И бросился удирать домой, но в это время чья-то сильная рука схватила его за плечо, и он услышал басовитый голос:
— Ах ты, хулиган, что же это ты натворил?
Серж поднял глаза и увидел, что его держит тот самый старый и высокий человек, которого он привык каждый день видеть на этой улице.
— Пусти! — закричал Серж, рванувшись изо всех сил.
— Нет, ты прежде скажешь, как тебя зовут и из какой ты школы, тогда я тебя отпущу, — ответил старик.
— Его зовут Серж, а учится он вместе с нами: в двадцатой школе, — запищали девочки.
— Иди, хулиган, — гневно произнёс старик, отпуская Сержа.

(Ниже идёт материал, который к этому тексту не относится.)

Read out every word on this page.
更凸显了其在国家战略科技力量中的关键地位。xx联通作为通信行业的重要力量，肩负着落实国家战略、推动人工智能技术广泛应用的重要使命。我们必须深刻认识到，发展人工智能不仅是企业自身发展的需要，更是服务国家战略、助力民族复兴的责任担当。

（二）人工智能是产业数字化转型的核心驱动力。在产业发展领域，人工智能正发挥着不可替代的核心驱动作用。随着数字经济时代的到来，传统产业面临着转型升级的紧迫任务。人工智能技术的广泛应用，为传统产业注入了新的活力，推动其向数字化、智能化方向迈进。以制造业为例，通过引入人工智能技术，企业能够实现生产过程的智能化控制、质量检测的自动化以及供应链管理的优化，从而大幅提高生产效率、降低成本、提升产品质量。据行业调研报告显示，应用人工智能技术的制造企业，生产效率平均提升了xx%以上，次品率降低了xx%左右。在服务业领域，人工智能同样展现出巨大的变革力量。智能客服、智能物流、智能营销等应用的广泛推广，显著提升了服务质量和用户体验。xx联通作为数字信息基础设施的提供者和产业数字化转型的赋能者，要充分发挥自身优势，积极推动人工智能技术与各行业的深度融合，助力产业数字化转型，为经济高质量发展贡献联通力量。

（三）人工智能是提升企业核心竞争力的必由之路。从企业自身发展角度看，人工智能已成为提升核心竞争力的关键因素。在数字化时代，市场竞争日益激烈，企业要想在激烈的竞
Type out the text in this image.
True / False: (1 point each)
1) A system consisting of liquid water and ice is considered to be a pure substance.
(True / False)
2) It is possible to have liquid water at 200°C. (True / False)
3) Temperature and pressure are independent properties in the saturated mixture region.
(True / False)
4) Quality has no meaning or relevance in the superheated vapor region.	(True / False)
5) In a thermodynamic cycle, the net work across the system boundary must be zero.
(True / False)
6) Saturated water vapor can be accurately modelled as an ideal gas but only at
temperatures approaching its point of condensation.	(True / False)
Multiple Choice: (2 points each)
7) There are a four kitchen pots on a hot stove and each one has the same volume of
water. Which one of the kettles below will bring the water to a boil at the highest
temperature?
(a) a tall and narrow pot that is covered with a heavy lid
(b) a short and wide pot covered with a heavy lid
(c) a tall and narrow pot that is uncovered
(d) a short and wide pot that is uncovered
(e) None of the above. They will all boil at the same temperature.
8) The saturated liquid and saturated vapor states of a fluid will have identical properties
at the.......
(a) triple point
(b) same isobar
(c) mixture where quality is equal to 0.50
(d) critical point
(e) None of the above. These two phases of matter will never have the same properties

Девочки повели свою окровавленную подружку домой, а Серж с оскорблённым видом невинно пострадавшего медленно отошёл на несколько шагов от старика и засвистел. Старик молча покачал головой и собрался уже идти, как Серж вдруг крикнул:
— Старый чёрт! Ты вечером стоишь на улице и глядишь на Луну, как дурак. Ты думаешь, я тебя боюсь?
И Серж побежал, озираясь, а старый человек долго стоял и качал головой. Потом он медленно побрёл по тротуару, привычно прихрамывая на левую ногу и постукивая палкой по мокрым асфальтовым плитам. Он дошёл до железнодорожного переезда. Шлагбаум был опущен. Старик остановился, ожидая, когда пройдёт поезд. Уже почти стемнело. Осенний ветер гнал по небу разорванные тучи, очищал от них небо, и закат становился светлее. Солнце зашло, но над городом ещё не погасли его последние отблески. Старик оглянулся вокруг, и в глазах его блеснули слёзы. Поезд прошёл, шлагбаум поднялся, старик перешёл через пути и вошёл в глухой переулок. Тут он зашагал быстрее, выпрямился, и казалось, стал выше ростом. Он попробовал что-то напевать себе под нос, тихо и монотонно. Голос у него был очень низкий.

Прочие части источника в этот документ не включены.